Dans le territoire de Nyunzu, au cœur de la Province du Tanganyika, des enfants ont abandonné leurs armes, leurs flèches, machettes et couteaux et lancent aujourd’hui un cri d’alarme pour leur avenir.

Les enfants victimes du conflit interethnique au Tanganyika
Matthieu* (16 ans), Karl* (14 ans) et Jonathan* (11 ans) sont trois enfants de villages et d’origines différentes mais aux histoires qui se ressemblent.

Matthieu a rejoint la milice pour venger la mort de son père, tué par la milice pygmée. « Les pygmées nous ont surpris un matin et mon père a été abattu. Je l’ai vu mourir et j’avais peur de mourir aussi. C’est pourquoi je n’ai pas hésité un seul instant quand le chef de la milice bantoue est venu nous recruter, promettant protection. »

Ces enfants ont vu des choses que jamais ils n’auraient dû voir. Matthieu poursuit « les pygmées nous attaquaient avec leur flèches et nous nous armions des nôtres en réplique. J’ai vu des cadavres gisant au sol. »

Jonathan, qui n’est âgé que de 11 ans, se remémore des souvenirs atroces des combats. « Quand je suis allé participer à mon premier combat, j’avais trop peur. On m’a donné une flèche, j’ai tiré et mais loupé. On m’a donné une autre flèche mais j’avais trop peur… »

Plus d’école, plus de jeux, plus d’enfance
Pour ces enfants, l’école est un vieux rêve mélancolique. Jonathan a arrêté d’étudier en 5e année primaire. Depuis juin 2017, seul le t-shirt blanc de son uniforme scolaire lui rappelle les bancs de l’école. « Je veux revenir à l’école pour préparer mon avenir », déclare le jeune garçon.

Les droits les plus chers des enfants sont bafoués. L’école de Jonathan a été détruite, les kits récréatifs que l’UNICEF a remis à son club d’adolescents ont été brûlés et l’équipe de football n’existe plus ! « Même au village, nous avions des ballons et des vareuses mais tout a été brûlé. Nous ne pouvons plus jouer », poursuit Jonathan, le regard triste.

Durant les violences, les trois garçons ont perdu leurs responsables. Jonathan vit maintenant avec sa tante maternelle, Matthieu avec son grand père et Karl avec son oncle. Tous vivent dans des situations précaires et sont obligés de donner leur contribution au pain quotidien des ménages. Jonathan travaille la terre chaque jour pour gagner 1.000 francs congolais [moins de 1 USD]. « Si tu ne vas pas travailler au champ pour être rémunéré, tu ne manges pas », s’exclame le jeune garçon d’un ton crispé.

Rependre la vie normale et retourner à l’école
Pour Jonathan, Matthieu et Karl, l’espoir renait un petit peu depuis qu’ils ont été identifiés comme étant non accompagnés et pourront bénéficier d’assistance. Dans la cadre de la Journée Internationale des Enfants Soldats, les trois garçons ont assisté à une séance de sensibilisation sur les droits de l’enfant. Ils peuvent maintenant dire qu’ils connaissent leurs droits tels que contenus dans la Convention Internationale relative aux Droits de l’Enfant (CDE).

Jonathan, le plus jeune, se plait à réciter les grandes lignes de l’article qui lui tient le plus à cœur : « l’enfant a le droit à l’éducation et l’Etat doit rendre l’enseignement primaire obligatoire et gratuit pour tous ».

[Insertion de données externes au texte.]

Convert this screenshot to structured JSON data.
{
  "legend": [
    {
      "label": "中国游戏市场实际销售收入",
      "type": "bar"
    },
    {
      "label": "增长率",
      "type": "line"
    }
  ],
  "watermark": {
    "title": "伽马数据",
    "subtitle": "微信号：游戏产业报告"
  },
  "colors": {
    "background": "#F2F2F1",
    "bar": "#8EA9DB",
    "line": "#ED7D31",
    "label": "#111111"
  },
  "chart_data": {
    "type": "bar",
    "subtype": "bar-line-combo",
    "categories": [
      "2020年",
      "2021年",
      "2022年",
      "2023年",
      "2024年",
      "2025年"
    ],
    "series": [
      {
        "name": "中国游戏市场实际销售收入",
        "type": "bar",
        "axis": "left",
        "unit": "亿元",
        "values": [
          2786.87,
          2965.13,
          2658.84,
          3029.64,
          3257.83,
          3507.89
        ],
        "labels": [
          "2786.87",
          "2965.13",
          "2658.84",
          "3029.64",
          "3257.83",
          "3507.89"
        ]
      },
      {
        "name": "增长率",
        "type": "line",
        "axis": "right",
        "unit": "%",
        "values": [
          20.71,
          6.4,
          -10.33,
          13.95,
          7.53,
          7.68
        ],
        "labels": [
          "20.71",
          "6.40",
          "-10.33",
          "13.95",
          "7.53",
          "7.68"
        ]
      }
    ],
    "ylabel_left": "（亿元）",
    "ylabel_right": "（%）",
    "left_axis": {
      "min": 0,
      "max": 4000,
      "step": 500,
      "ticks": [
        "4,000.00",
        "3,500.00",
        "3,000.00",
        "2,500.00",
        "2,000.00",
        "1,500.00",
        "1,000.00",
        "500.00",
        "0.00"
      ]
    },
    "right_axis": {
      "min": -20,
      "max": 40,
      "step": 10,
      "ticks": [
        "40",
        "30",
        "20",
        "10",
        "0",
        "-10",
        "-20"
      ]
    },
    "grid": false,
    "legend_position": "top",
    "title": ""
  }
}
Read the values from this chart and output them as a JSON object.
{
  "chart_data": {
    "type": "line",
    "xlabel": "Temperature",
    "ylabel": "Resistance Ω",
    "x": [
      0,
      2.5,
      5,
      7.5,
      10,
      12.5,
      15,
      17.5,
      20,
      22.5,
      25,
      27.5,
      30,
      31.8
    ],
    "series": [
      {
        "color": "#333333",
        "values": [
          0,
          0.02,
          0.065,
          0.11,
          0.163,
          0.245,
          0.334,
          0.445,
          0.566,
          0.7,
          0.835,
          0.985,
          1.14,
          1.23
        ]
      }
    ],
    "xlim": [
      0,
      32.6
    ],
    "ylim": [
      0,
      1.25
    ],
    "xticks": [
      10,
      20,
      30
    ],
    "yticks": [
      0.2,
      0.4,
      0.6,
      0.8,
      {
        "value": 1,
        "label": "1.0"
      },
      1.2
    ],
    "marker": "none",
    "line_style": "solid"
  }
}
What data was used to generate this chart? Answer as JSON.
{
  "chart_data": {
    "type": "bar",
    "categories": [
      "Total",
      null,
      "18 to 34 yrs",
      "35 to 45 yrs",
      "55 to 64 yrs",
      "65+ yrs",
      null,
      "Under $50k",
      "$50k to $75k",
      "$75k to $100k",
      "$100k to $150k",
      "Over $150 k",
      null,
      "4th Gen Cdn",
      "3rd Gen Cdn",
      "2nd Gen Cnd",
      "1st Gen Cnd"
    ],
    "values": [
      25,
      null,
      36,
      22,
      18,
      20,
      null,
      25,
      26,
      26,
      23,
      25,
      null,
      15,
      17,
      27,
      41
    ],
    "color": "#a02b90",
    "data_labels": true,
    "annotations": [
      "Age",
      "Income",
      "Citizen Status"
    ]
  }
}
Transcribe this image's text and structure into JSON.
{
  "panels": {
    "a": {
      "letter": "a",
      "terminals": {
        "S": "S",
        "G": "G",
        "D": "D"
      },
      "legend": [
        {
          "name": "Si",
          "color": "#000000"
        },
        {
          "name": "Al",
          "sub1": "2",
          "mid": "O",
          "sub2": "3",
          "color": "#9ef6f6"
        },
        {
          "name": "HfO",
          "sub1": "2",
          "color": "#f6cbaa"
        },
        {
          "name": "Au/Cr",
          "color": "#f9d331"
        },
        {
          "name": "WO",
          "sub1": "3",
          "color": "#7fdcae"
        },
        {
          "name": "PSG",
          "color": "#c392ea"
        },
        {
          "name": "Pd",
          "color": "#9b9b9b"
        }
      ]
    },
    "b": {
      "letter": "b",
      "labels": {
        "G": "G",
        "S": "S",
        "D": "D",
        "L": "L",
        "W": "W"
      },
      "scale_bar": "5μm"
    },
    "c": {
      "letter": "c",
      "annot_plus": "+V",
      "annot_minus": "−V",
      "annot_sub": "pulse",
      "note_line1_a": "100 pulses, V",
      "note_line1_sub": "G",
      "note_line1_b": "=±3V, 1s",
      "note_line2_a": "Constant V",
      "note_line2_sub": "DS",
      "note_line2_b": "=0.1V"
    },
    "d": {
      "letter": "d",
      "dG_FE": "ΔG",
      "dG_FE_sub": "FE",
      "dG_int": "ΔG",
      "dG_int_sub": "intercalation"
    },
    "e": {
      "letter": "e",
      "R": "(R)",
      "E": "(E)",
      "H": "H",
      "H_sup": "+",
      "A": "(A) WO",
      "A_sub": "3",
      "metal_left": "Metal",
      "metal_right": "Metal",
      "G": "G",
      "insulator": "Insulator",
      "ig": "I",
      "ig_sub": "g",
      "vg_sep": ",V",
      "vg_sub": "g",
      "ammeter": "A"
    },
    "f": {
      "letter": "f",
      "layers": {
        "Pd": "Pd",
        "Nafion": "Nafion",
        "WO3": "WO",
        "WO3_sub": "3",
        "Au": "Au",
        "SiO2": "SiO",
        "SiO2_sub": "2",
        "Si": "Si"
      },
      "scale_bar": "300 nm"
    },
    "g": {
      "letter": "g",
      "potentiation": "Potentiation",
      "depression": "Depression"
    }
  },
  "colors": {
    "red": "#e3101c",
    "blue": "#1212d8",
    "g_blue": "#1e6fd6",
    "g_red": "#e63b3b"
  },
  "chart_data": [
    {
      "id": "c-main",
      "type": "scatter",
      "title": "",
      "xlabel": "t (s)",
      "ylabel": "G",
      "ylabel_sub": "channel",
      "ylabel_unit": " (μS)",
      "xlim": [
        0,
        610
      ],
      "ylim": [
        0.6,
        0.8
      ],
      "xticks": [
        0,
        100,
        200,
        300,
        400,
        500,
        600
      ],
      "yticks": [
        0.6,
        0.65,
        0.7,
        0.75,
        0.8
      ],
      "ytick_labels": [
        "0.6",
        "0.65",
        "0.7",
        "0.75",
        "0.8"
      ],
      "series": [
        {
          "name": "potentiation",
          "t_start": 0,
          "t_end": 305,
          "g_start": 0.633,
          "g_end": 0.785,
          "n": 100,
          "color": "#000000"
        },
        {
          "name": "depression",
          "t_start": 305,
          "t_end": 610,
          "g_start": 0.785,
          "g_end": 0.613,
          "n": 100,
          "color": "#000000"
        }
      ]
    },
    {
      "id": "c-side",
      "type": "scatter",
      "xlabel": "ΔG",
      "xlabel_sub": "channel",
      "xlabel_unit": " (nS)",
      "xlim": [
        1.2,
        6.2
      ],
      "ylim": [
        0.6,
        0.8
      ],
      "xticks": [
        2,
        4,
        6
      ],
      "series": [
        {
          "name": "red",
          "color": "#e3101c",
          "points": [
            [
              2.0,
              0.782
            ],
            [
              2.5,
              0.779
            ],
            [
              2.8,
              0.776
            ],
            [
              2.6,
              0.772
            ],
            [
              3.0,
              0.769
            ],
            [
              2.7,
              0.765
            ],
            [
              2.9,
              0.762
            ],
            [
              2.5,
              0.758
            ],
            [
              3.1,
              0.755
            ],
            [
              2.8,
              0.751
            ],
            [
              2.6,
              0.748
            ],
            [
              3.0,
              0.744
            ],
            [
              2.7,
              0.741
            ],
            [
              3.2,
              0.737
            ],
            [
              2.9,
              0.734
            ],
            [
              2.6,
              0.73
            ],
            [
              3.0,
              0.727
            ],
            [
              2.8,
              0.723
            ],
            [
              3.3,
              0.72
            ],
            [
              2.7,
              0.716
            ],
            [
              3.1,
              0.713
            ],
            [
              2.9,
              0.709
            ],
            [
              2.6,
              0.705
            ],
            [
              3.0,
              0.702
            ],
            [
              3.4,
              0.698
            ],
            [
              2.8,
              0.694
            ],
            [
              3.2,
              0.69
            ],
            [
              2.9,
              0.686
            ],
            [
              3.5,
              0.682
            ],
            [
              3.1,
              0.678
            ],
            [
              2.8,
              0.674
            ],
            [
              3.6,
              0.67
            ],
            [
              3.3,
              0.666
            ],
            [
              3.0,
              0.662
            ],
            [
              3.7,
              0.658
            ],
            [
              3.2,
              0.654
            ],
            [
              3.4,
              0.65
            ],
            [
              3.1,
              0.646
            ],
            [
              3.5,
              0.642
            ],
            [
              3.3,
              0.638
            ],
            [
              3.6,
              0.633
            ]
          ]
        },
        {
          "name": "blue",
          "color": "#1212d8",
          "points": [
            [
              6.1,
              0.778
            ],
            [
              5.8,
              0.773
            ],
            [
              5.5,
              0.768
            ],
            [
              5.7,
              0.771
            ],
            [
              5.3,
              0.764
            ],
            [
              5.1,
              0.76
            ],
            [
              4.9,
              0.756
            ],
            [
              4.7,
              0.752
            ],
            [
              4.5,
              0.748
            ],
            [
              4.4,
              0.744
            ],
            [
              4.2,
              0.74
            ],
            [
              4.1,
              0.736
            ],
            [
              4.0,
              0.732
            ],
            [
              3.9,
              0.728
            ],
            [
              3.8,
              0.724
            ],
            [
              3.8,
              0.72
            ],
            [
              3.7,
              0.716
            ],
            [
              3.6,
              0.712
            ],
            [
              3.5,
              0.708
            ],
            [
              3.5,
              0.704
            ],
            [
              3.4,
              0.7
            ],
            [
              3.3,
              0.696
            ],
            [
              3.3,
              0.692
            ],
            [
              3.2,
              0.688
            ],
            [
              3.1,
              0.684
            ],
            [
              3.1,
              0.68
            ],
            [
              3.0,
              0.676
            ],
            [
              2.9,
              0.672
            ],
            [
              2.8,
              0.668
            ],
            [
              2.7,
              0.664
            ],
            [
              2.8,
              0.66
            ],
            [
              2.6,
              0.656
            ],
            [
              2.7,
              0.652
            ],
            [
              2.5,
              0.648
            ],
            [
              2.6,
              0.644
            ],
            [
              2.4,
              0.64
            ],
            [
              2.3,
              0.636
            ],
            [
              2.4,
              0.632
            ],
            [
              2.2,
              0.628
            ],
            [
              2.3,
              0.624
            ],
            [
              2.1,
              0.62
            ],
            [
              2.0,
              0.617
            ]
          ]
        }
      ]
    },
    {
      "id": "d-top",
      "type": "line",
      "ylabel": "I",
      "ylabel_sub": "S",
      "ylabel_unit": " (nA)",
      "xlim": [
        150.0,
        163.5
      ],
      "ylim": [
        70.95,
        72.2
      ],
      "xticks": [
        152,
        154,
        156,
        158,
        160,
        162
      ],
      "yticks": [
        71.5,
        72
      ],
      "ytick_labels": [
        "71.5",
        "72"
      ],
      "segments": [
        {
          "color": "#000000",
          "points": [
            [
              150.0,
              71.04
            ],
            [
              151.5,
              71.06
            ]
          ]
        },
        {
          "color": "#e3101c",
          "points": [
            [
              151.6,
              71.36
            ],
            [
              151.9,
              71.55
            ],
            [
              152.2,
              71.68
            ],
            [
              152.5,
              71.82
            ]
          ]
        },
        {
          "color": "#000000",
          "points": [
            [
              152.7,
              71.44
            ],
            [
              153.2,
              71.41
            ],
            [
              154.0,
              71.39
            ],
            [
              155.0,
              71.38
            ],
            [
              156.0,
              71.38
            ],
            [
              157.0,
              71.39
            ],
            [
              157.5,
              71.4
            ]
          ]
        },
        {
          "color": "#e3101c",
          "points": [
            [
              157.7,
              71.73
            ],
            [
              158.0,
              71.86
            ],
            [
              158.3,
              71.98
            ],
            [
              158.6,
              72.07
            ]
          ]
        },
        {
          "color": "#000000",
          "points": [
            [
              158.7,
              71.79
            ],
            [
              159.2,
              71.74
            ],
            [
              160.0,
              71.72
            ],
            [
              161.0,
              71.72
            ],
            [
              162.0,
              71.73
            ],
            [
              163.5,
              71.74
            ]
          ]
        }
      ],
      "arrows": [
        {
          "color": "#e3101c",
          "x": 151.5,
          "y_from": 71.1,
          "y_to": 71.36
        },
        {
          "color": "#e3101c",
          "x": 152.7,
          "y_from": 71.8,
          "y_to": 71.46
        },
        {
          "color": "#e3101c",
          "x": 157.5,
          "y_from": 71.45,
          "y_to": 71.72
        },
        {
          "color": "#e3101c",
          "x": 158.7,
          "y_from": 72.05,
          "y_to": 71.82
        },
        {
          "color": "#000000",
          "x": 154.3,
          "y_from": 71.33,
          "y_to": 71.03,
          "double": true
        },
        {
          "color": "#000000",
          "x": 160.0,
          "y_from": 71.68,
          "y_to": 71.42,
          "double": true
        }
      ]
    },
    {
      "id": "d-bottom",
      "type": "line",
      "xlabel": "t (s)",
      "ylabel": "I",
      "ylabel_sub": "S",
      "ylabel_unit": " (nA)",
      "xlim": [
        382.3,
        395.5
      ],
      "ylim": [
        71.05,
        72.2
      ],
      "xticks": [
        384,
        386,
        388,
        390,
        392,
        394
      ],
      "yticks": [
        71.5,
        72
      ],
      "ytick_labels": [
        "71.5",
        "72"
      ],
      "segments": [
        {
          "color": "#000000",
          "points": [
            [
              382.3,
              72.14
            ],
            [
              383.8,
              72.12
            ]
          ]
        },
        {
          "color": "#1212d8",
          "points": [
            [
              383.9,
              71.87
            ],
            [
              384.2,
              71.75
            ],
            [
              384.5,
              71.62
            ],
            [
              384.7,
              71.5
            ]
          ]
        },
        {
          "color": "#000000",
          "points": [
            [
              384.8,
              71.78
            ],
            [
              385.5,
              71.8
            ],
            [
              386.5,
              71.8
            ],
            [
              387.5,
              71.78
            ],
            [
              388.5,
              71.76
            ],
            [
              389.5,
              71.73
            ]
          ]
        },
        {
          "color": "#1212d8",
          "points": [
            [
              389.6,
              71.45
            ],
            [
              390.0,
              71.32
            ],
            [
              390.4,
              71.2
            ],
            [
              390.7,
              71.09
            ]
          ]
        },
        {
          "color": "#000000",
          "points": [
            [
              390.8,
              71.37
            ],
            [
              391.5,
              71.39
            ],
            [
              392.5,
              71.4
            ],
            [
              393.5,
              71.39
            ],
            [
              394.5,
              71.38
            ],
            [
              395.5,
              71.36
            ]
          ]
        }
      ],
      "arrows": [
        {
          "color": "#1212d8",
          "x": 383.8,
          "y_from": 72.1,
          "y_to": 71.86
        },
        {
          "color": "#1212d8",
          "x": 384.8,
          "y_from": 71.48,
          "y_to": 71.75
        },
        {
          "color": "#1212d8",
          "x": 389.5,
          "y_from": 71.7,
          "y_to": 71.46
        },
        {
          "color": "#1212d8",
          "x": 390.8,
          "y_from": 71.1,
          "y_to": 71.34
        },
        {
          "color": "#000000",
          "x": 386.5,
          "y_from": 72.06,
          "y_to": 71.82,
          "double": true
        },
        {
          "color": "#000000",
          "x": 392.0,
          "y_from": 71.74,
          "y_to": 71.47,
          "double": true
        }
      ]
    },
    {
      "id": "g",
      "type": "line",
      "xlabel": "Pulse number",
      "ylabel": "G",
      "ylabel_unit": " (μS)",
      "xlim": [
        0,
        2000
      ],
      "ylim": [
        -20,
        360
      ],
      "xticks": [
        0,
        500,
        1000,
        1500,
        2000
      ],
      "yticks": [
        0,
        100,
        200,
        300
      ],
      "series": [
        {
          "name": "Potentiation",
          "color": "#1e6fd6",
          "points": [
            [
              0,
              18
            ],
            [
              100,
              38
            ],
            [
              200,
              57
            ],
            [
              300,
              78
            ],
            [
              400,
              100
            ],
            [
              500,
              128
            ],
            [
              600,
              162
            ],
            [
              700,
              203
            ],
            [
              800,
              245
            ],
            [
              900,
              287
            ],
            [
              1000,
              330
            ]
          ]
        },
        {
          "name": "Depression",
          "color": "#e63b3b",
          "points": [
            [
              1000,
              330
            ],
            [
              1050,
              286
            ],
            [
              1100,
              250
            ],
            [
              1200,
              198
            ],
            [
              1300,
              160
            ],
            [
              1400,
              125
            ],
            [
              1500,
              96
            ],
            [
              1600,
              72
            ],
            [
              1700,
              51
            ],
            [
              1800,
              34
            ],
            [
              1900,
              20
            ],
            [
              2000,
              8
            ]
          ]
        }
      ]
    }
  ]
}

Dans le territoire de Nyunzu, les enfants ayant combattu dans les sont impatients de pouvoir reprendre le cours normal de leur vie et retourner à l’école.

La situation des enfants au Tanganyika
Un conflit interethnique opposant des groupes de miliciens pygmées et bantous touche la Province du Tanganyika depuis plusieurs années. Ce conflit a pris un nouveau tournant en juin 2017, lorsque les milices ethniques minoritaires ont formé une alliance pour mener des attaques dans les Provinces du Tanganyika, du Sud-Kivu et du Maniema. Les enfants sont les premières victimes de cette violence. Face à l’urgence au Tanganyika et au Sud, Kivu, l’UNICEF apporte un appui multisectoriel 49.222 personnes déplacées sur les sites autour de Kalemie.